Даже не верится, что этот ветхозаветный старец учил меня приемам классической борьбы, когда стало понятно, что ни к абоксу, ни к мечевому бою у Быстрова-самого-младшего никаких способностей, взбегал со мною, шестилетним, подмышкой на вершину самого высокого в окрестностях холма, доставал со дна Щучьего озера громадных раков-мутантов. В отсутствии родителей, без вести пропавших где-то в Большом мусорном поясе, Шур заменил мне отца…
Я прислонился к перилам, сделав вид, что любуюсь открывшимся видом. А полюбоваться было чем… Черные полукружья холмов неравномерным пунктиром прерывали багряную полосу заката. Холодный брильянт Венеры словно вобрал в себя свет умирающего дня. Я читал, что древним Звезда Утренняя и Вечерняя казалась воплощением небесной красоты. Знали бы они, что брильянт-то фальшивый…
Я разглядел в зените нитяной просверк Первого кольца. Если очень сильно постараться, то можно заметить, что серебряная нить расслаивается – старое Кольцо обрело второй ярус. Где-то там, у испытательного терминала, пришвартован «Вестник богов» – первый туристический космолайнер, вскоре отправляющийся к Меркурию.

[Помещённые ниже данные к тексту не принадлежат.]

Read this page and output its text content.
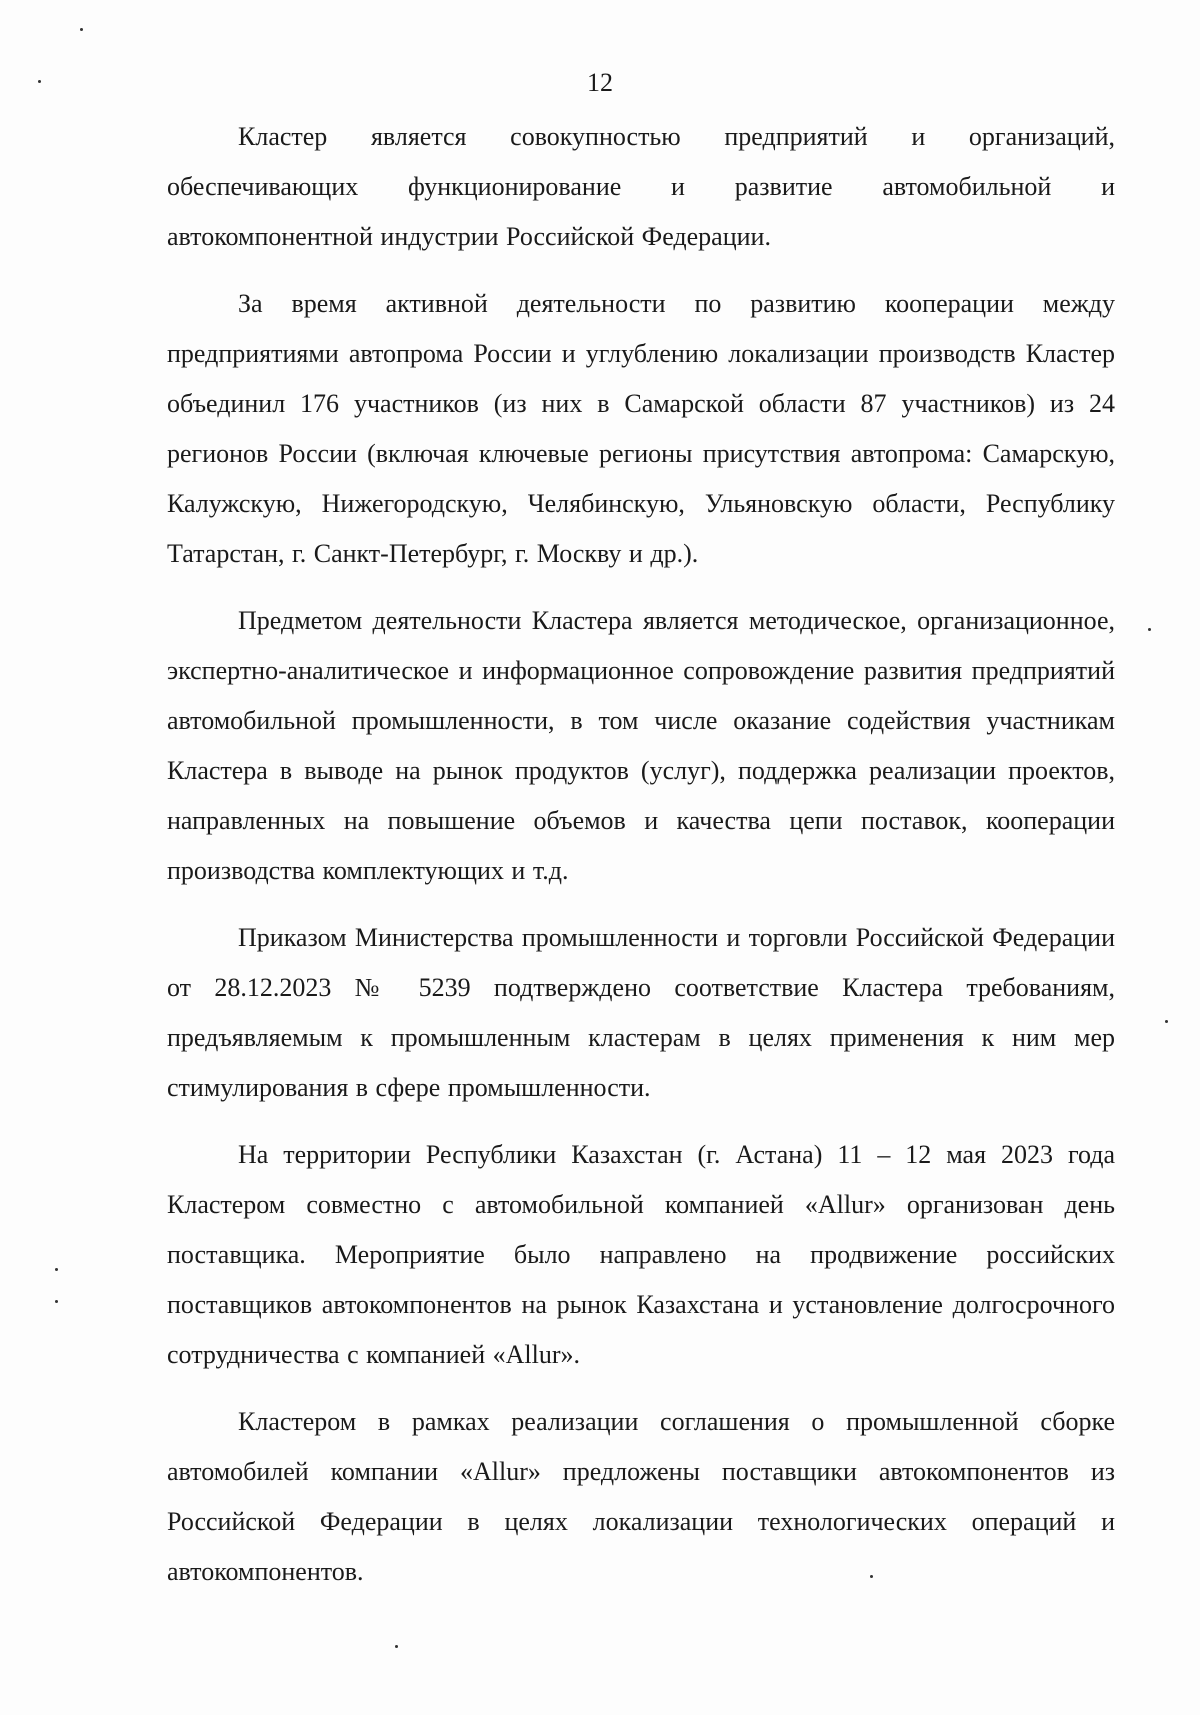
12

Кластер является совокупностью предприятий и организаций, обеспечивающих функционирование и развитие автомобильной и автокомпонентной индустрии Российской Федерации.

За время активной деятельности по развитию кооперации между предприятиями автопрома России и углублению локализации производств Кластер объединил 176 участников (из них в Самарской области 87 участников) из 24 регионов России (включая ключевые регионы присутствия автопрома: Самарскую, Калужскую, Нижегородскую, Челябинскую, Ульяновскую области, Республику Татарстан, г. Санкт-Петербург, г. Москву и др.).

Предметом деятельности Кластера является методическое, организационное, экспертно-аналитическое и информационное сопровождение развития предприятий автомобильной промышленности, в том числе оказание содействия участникам Кластера в выводе на рынок продуктов (услуг), поддержка реализации проектов, направленных на повышение объемов и качества цепи поставок, кооперации производства комплектующих и т.д.

Приказом Министерства промышленности и торговли Российской Федерации от 28.12.2023 № 5239 подтверждено соответствие Кластера требованиям, предъявляемым к промышленным кластерам в целях применения к ним мер стимулирования в сфере промышленности.

На территории Республики Казахстан (г. Астана) 11 – 12 мая 2023 года Кластером совместно с автомобильной компанией «Allur» организован день поставщика. Мероприятие было направлено на продвижение российских поставщиков автокомпонентов на рынок Казахстана и установление долгосрочного сотрудничества с компанией «Allur».

Кластером в рамках реализации соглашения о промышленной сборке автомобилей компании «Allur» предложены поставщики автокомпонентов из Российской Федерации в целях локализации технологических операций и автокомпонентов.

В космос мне не хотелось. Никогда. Разумеется, я бывал на Марсе, в гостях у дяди Рюга и тети Памелы, когда они еще там жили, но перемещался обычным способом, нуль-транспортировкой. А вот чувствовать в руках настоящий пилотажный штурвал или тугие струны М-импульсов, «протянутые» от спинного мозга пилота к спинтронным мозгам корабельных искинов, не имел ни малейшего желания.
Ну, положим, не от спинного, и не напрямую от мозга, но звучит-то красиво: от спинного – к спинтронному…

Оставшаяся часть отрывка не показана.